Working in a dimly lit room versus EV 8.5 lighting ?


#1

I haven’t purchased an NEC Spectraview monitor yet, but I can calibrate my iMac monitor at EV 8.5 brightness. (It’s not the same, I know.)

In a dimly lit room, the low values on the monitor appear too light, too easy to discern. In a normally lit room (EV 8.5) the shadows on the monitor look appropriately dark, as dark as the print examined under EV 8.5 lighting.

So why do we recommend working in a dimly lit room ? Am I getting the wrong impression because I’m not using a truly calibrated monitor ?


#2

I actually recommend putting a light pointed at the wall but directly behind your monitor. This will illuminate the wall and dial your irises smaller and also visually lower the screen brightness in comparison.

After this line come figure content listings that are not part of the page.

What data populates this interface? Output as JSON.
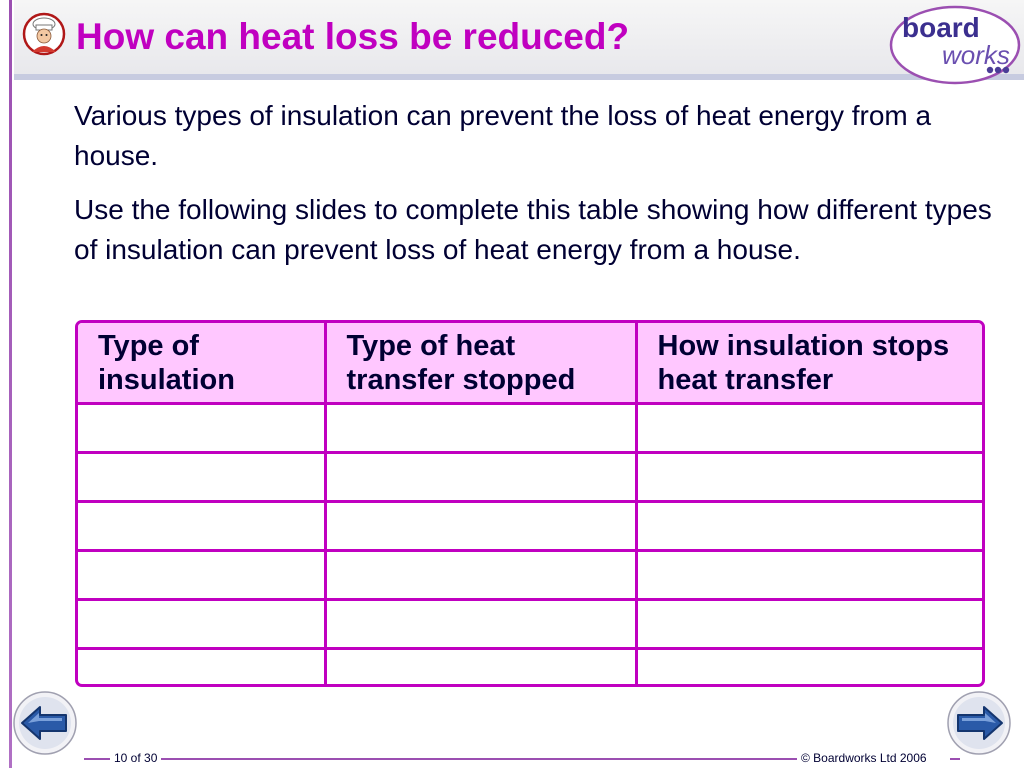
{
  "slide": {
    "title": "How can heat loss be reduced?",
    "logo": {
      "word1": "board",
      "word2": "works"
    },
    "paragraphs": [
      "Various types of insulation can prevent the loss of heat energy from a house.",
      "Use the following slides to complete this table showing how different types of insulation can prevent loss of heat energy from a house."
    ]
  },
  "table": {
    "headers": [
      "Type of insulation",
      "Type of heat transfer stopped",
      "How insulation stops heat transfer"
    ],
    "rows": [
      [
        "",
        "",
        ""
      ],
      [
        "",
        "",
        ""
      ],
      [
        "",
        "",
        ""
      ],
      [
        "",
        "",
        ""
      ],
      [
        "",
        "",
        ""
      ],
      [
        "",
        "",
        ""
      ]
    ]
  },
  "footer": {
    "page_indicator": "10 of 30",
    "copyright": "© Boardworks Ltd 2006"
  },
  "icons": {
    "title_icon": "chef-icon",
    "prev": "arrow-left-icon",
    "next": "arrow-right-icon"
  },
  "colors": {
    "accent": "#c000c0",
    "header_fill": "#ffc7ff",
    "text": "#000033",
    "nav_blue": "#2a5aa8"
  }
}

Second, never evaluate your print next to your monitor. It’s not a good comparison (especially in dim light). Your brain needs time to hold the memory of the digital image and translate this from memory to the print. Put the print at least a 90 degree angle to your monitor on a viewing wall with gallery lights. Give your brain 5 or so seconds between looking at the monitor image and print.

I’ve learned this over 18 years of fine art printing. I don’t consider it exactly “industry standard” but it seems to be the best way for me and many others who I’ve taught.

 

best,

Walker


#3

Brilliant - Thank you very much Walker.